Stockholm şehir gezisi bitince beş saat süren İsveç Ormanları içinden geçerek güzel bir otobüs yolculuğu yaparak İsveç'in Vanern Gölü kıyısındaki Karlstad'a kentine geldik. Geceyi burada geçirdikten sonra sabahleyin yine ormanların içerisinden ve yüzlerce gölün kıyısından geçerek harika manzaralar eşliğinde Norveç'in başkenti Oslo'ya vardık.
Avrupa'nın en yeşil şehirlerinden biri olan Oslo'da önce ünlü heykeltraş Gustav Vikekeland adına yapılan Vikeland Parkını gezdik. İçinde Vikeland'ın yaptığı yüzlerce heykellerini gördük ve önlerinde anı fotoğrafı çekildik. Bu güzel eserlere hayran kaldık. Oslo da bir fiyord kenti. Oslo Fiyord'unu çevreleyen Liman Bölgesini, yanan Tiyatro Binasını, Kraliyet Sarayını, Parlamento Binasını ve şehrin kalbi Johann Caddesini gezip gördük. Gezi esnasında halkın Filistin'e destek, İsrail'e protesto ettiğine şahit olduk. Şehir meydanındaki toplantı sonrası topluluk, sessiz bir şekilde ellerinde pankart ve dövizlerle yürüyüş yaparak eylemlerini sürdürdüler. Genç, yaşlı, çoluk çocuk oradaydı. Zulmü kınadılar. Serbest zaman süresi bitince bir saat yolculuk sonrası ünlü bir fiyord olan Tyrifiyord turunu yaptık. Harika doğa manzarası bizleri etkiledi. Kaya fiyordu görmek isterdim ama bu turda nasip olmadı. Artık başka bir tura diyerekten içimde uhde olarak kaldı.

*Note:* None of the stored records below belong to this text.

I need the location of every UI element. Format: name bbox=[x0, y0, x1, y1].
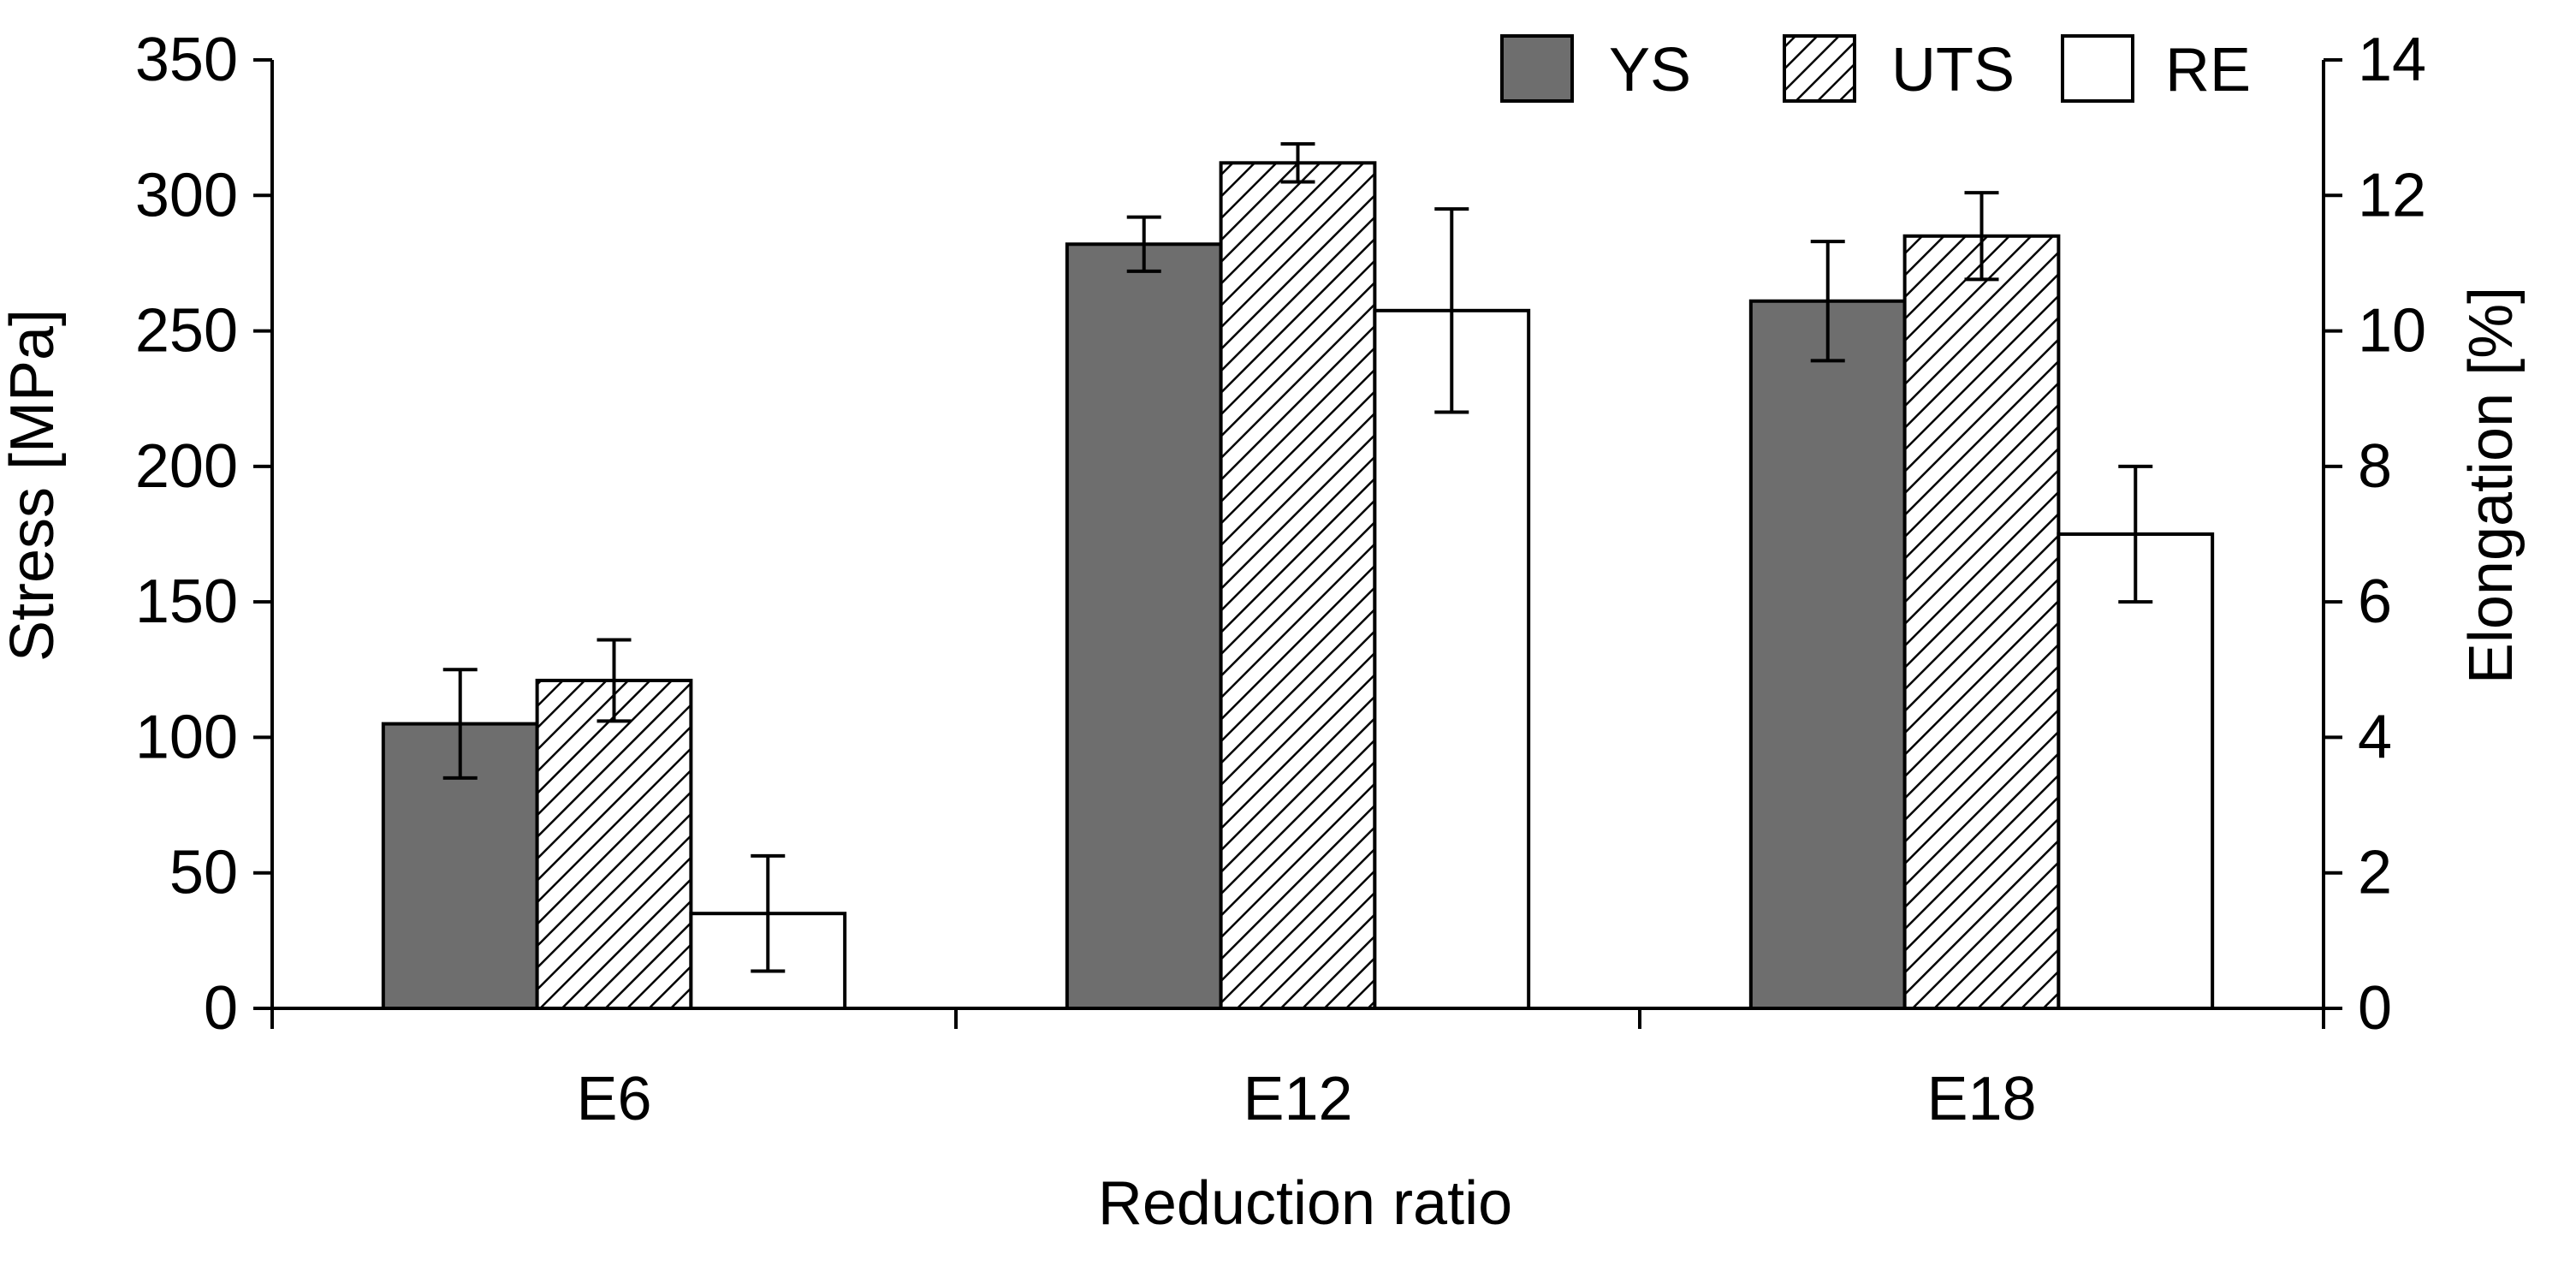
y2-tick-label: 6 bbox=[2358, 568, 2392, 636]
bar-re-e12 bbox=[1373, 308, 1531, 1011]
y-tick-label: 350 bbox=[135, 26, 238, 94]
bar-uts-e6 bbox=[535, 678, 693, 1010]
y2-tick-label: 2 bbox=[2358, 839, 2392, 907]
x-tick-label: E6 bbox=[576, 1065, 651, 1133]
y-tick-label: 150 bbox=[135, 568, 238, 636]
y2-tick-label: 0 bbox=[2358, 974, 2392, 1043]
x-tick-label: E12 bbox=[1243, 1065, 1352, 1133]
error-bars bbox=[442, 142, 2153, 973]
y-tick-label: 100 bbox=[135, 703, 238, 771]
legend-label-re: RE bbox=[2165, 36, 2251, 104]
y2-tick-label: 8 bbox=[2358, 432, 2392, 501]
bars bbox=[381, 161, 2215, 1011]
axis-labels: Reduction ratio Stress [MPa] Elongation … bbox=[0, 287, 2526, 1238]
x-axis-title: Reduction ratio bbox=[1098, 1169, 1512, 1238]
legend: YS UTS RE bbox=[1500, 34, 2251, 104]
y-tick-label: 300 bbox=[135, 161, 238, 229]
legend-label-ys: YS bbox=[1609, 36, 1691, 104]
axes: 0 50 100 150 200 250 300 350 0 2 4 6 8 10 12 14 E6 E12 E18 bbox=[135, 26, 2426, 1133]
y-axis-title: Stress [MPa] bbox=[0, 309, 67, 662]
y2-tick-label: 14 bbox=[2358, 26, 2426, 94]
y-tick-label: 200 bbox=[135, 432, 238, 501]
y2-tick-label: 10 bbox=[2358, 297, 2426, 366]
legend-swatch-ys bbox=[1500, 34, 1574, 103]
legend-swatch-re bbox=[2061, 34, 2134, 103]
y2-tick-label: 4 bbox=[2358, 703, 2392, 771]
bar-re-e18 bbox=[2057, 532, 2215, 1010]
y-tick-label: 50 bbox=[169, 839, 238, 907]
x-tick-label: E18 bbox=[1926, 1065, 2036, 1133]
bar-ys-e18 bbox=[1748, 299, 1907, 1010]
legend-label-uts: UTS bbox=[1891, 36, 2015, 104]
bar-uts-e12 bbox=[1219, 161, 1377, 1011]
y-tick-label: 0 bbox=[204, 974, 238, 1043]
y2-axis-title: Elongation [%] bbox=[2457, 287, 2526, 684]
y-tick-label: 250 bbox=[135, 297, 238, 366]
y2-tick-label: 12 bbox=[2358, 161, 2426, 229]
bar-ys-e12 bbox=[1065, 242, 1223, 1011]
bar-uts-e18 bbox=[1902, 234, 2061, 1010]
legend-swatch-uts bbox=[1783, 34, 1856, 103]
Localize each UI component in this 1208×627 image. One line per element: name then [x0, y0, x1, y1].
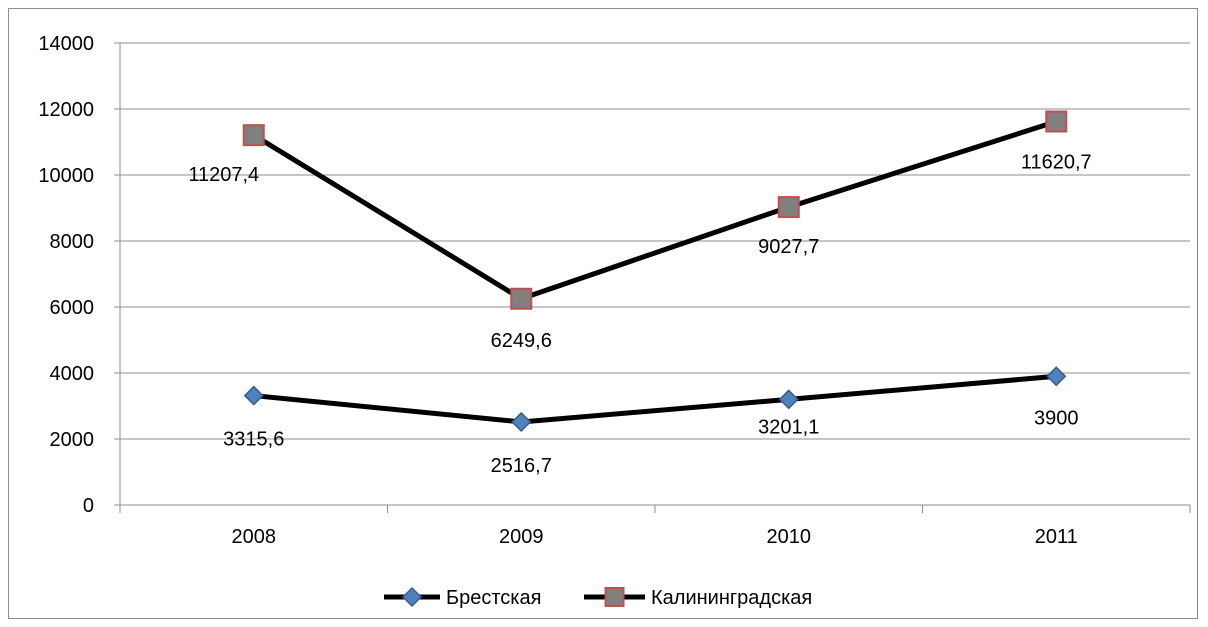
data-point-square [510, 287, 533, 310]
legend-label: Калининградская [651, 587, 812, 609]
x-tick-label: 2011 [1035, 526, 1078, 548]
data-label: 2516,7 [491, 455, 552, 477]
data-label: 3900 [1034, 407, 1079, 429]
data-labels: 3315,6 2516,7 3201,1 3900 11207,4 6249,6 9027,… [188, 152, 1091, 477]
data-point-diamond [778, 389, 799, 410]
data-label: 9027,7 [758, 236, 819, 258]
y-tick-label: 10000 [38, 165, 94, 187]
y-tick-label: 8000 [50, 231, 95, 253]
data-label: 3315,6 [223, 429, 284, 451]
data-point-diamond [511, 411, 532, 433]
data-label: 3201,1 [758, 416, 819, 438]
data-point-square [1045, 110, 1068, 133]
y-tick-label: 14000 [38, 33, 94, 55]
legend: Брестская Калининградская [384, 586, 812, 609]
data-point-diamond [243, 385, 264, 406]
data-label: 11620,7 [1021, 152, 1092, 174]
y-axis-ticks: 0 2000 4000 6000 8000 10000 12000 14000 [38, 33, 120, 517]
y-tick-label: 0 [83, 495, 94, 517]
x-tick-label: 2008 [232, 526, 277, 548]
grid-lines [120, 42, 1190, 440]
chart-frame [8, 8, 1198, 619]
y-tick-label: 12000 [38, 99, 94, 121]
legend-marker-square [604, 587, 625, 607]
y-tick-label: 2000 [50, 429, 95, 451]
series-line-2 [252, 119, 1058, 302]
data-point-diamond [1046, 366, 1067, 387]
legend-label: Брестская [446, 587, 541, 609]
x-tick-label: 2010 [767, 526, 812, 548]
data-label: 6249,6 [491, 330, 552, 352]
y-tick-label: 6000 [50, 297, 95, 319]
x-axis-ticks: 2008 2009 2010 2011 [119, 505, 1191, 548]
legend-marker-diamond [401, 586, 423, 608]
data-point-square [242, 124, 265, 147]
y-tick-label: 4000 [50, 363, 95, 385]
series-layer [242, 110, 1068, 433]
data-label: 11207,4 [188, 164, 259, 186]
series-line-1 [253, 373, 1057, 425]
data-point-square [777, 196, 800, 219]
x-tick-label: 2009 [499, 526, 544, 548]
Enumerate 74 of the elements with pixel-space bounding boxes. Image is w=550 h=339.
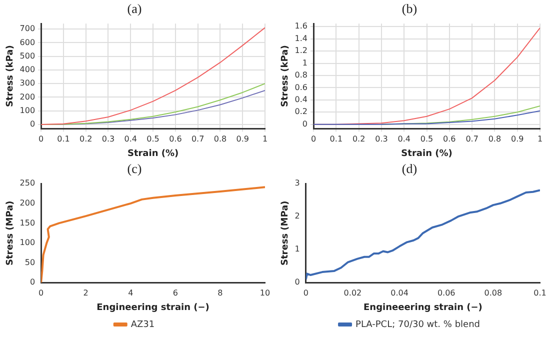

8. gün sabahı Oslo'daki otelimizden ayrılarak Moss otoyolu ile Halden ve Uddevalla Fiyord'ları üzerinden geçerek saat 13.00 civarında İsveç'in ikinci büyük şehri olan Göteburg'a geldik. Dünyaca ünlü Abba Topluluğunun buradan çıktığını biliyorduk ama şehrini ilk kez görmüş olduk. Harika, güzel, şirin bir kent. Şehri dolaştıktan sonra üçüncü büyük kenti olan Malmö'ye doğru yola çıktık.
Malmö'de gezi gurubundan arkadaşımız ve Leyneli hemşehrimiz Ülkü Türker'in doktor oğlu sevgili Deniz Tolga ve eşi otelimizde bizleri ziyaret ederek onurlandırdılar. Bir yıl önce karar alarak Malmö'ye gelip yerleşmişler. Meslek yaşamlarını burada sürdürmeye karar vermişler. Son derece mutlular. Hayat yolları açık olsun. Malmö'de otelimizden ayrıldıktan sonra dünyanın en uzun köprülerinden biri olan ve İsveç'in Malmö kenti ile Danimarka'nın başkenti Kopenhag'ı ile birbirini bağlayan 16 km lik Örasund köprüsü üzerinden ve denizaltı tünelinden geçerek Kopenhag'a vardık.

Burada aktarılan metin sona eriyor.